“Why not?”

“I cannot tell, only they are rich, and grand as people say, and I feel quite small beside them. He doesn’t mean to tell his mother just yet, but the rest of the family are—glad that it is so. But when his Aunt Lucy wrote about Mr. Duncan being here he was in a flame at once. He spoke last summer because he was jealous of Dick Fairlie, and now because he was jealous of Mr. Duncan.”
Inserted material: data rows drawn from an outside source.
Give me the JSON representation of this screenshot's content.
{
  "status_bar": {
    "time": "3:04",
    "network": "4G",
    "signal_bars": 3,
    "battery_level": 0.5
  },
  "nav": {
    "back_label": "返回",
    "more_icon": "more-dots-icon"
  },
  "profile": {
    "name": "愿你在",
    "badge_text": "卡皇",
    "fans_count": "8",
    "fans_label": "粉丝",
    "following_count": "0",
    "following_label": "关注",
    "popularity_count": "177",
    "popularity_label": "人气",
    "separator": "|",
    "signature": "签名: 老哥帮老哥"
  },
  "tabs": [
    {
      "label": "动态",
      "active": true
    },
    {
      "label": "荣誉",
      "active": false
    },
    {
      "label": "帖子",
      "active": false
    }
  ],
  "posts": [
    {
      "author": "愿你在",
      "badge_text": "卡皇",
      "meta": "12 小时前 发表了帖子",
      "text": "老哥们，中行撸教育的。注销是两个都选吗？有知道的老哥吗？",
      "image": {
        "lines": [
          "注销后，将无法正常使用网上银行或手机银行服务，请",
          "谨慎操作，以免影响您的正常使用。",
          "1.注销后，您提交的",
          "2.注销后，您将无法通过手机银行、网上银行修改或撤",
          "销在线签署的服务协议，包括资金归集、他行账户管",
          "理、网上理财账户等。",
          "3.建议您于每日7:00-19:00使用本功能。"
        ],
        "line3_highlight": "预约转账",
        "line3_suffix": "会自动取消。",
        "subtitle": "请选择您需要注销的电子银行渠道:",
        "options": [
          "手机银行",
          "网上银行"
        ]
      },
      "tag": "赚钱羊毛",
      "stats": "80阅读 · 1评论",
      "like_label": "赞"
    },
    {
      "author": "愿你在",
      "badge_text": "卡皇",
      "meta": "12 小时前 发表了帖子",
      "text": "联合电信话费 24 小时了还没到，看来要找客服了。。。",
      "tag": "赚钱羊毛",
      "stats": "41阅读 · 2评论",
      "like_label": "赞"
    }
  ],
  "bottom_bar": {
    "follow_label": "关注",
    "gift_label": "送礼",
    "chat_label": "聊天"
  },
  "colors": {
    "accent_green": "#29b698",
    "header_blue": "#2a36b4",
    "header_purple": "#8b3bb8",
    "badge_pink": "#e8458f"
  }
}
“Do you like that?” I inquired gravely.

“Well—” reflectively, tying her hair ribbon around the pin-cushion, and going off a step to view it, as if the becomingness of that was the great point for consideration—“yes, I suppose it is best. He thinks so. I do believe I have a slight penchant for—flirting. It is abominable in a clergyman’s daughter! Somehow I do not believe the old Adam has been entirely eradicated in my case. I shall have to go on fighting it awhile longer. And so—if I know he is watching me and will be made miserable over it, I shall be more thoughtful.”

“But if you love him—?”

“It isn’t the love—it is the bits of fun that crop out now and then, and when I laugh, somebody thinks it means something, when it does not. I could not help about Dick, and I was very sorry. I am so glad he has taken to Jennie Ryder. And I know Mr. Duncan never had a thought about marrying me. But it is best to be careful, since there are men in the world.”

“I think you had better come to bed,” I rejoined, much amused at her.

“I suppose I had. Good-bye, moralizing. ‘Be good and you will be happy.’”

But she came and kissed me with rare tenderness.

Mr. Ogden walked home from church with us on Sunday, and came to tea in the evening. He was very bright and gracious and made the children like him.